Malaysia's number two bank, CAHB, vaulted from 'small time' bank to number two through its merger with BBMB. In what was probably the sweetest deal in town, CAHB acquired BBMB at 0.6x P/BV, along with the option to sell low-quality loans back to the government. (The current round of mergers valued banks at between 1.5x to 2.0x P/BV.)

In effect, CAHB got its hands on a huge retail franchise of over 250 branches and four million retail accounts -- along with a clean balance sheet. It also completed its merger a full year ahead of other banks and thus has a head start on its rivals.

Fundamentally, CAHB stands on firm ground with a gross NPL ratio of 7.9% and loan loss coverage of 60%. At RM 5.10, the stock is trading at 9.3x PER on FY01 earnings and P/BV of 1.0x.

The only kink in CAHB's armor is the share overhang from the potential sale of the bank by the Renong Group and the News Straits Times Press, which both hold 13% stakes in CAHB.

However, both parties are unlikely to dispose of their stake at current prices.

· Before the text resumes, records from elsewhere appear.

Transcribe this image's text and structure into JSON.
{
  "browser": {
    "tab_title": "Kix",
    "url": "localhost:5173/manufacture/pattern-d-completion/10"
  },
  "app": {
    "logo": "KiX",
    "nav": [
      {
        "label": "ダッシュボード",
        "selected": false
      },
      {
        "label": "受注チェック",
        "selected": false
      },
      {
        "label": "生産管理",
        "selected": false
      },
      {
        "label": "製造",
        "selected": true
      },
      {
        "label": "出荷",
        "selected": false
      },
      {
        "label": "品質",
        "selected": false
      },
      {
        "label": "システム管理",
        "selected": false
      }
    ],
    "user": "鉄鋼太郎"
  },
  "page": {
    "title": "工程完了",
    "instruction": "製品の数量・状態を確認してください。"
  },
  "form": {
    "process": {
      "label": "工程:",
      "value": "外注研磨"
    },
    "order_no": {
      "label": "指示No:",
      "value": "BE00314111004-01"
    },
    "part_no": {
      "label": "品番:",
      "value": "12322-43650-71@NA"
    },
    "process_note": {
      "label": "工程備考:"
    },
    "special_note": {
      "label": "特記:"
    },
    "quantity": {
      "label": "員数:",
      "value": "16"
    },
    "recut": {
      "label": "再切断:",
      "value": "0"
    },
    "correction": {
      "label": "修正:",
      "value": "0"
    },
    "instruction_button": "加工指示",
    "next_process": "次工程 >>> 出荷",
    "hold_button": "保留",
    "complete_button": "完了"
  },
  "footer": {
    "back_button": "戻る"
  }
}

Renong was looking to dispose of its holdings at RM 16.00 per share a year ago, but given current market conditions, a more realistic price would be between RM 10.00 to RM 13.00 per share -- and that's more than double CAHB's current share price.

In another sign that the two top banks are serious about remaining that way, both have announced plans to cut staff levels. Maybank has announced that it will pare down its staffing costs post-merger through a voluntary separation scheme offered to 1,500 employees and CAHB is taking steps to reduce its current staff to 7,700 from 9,700.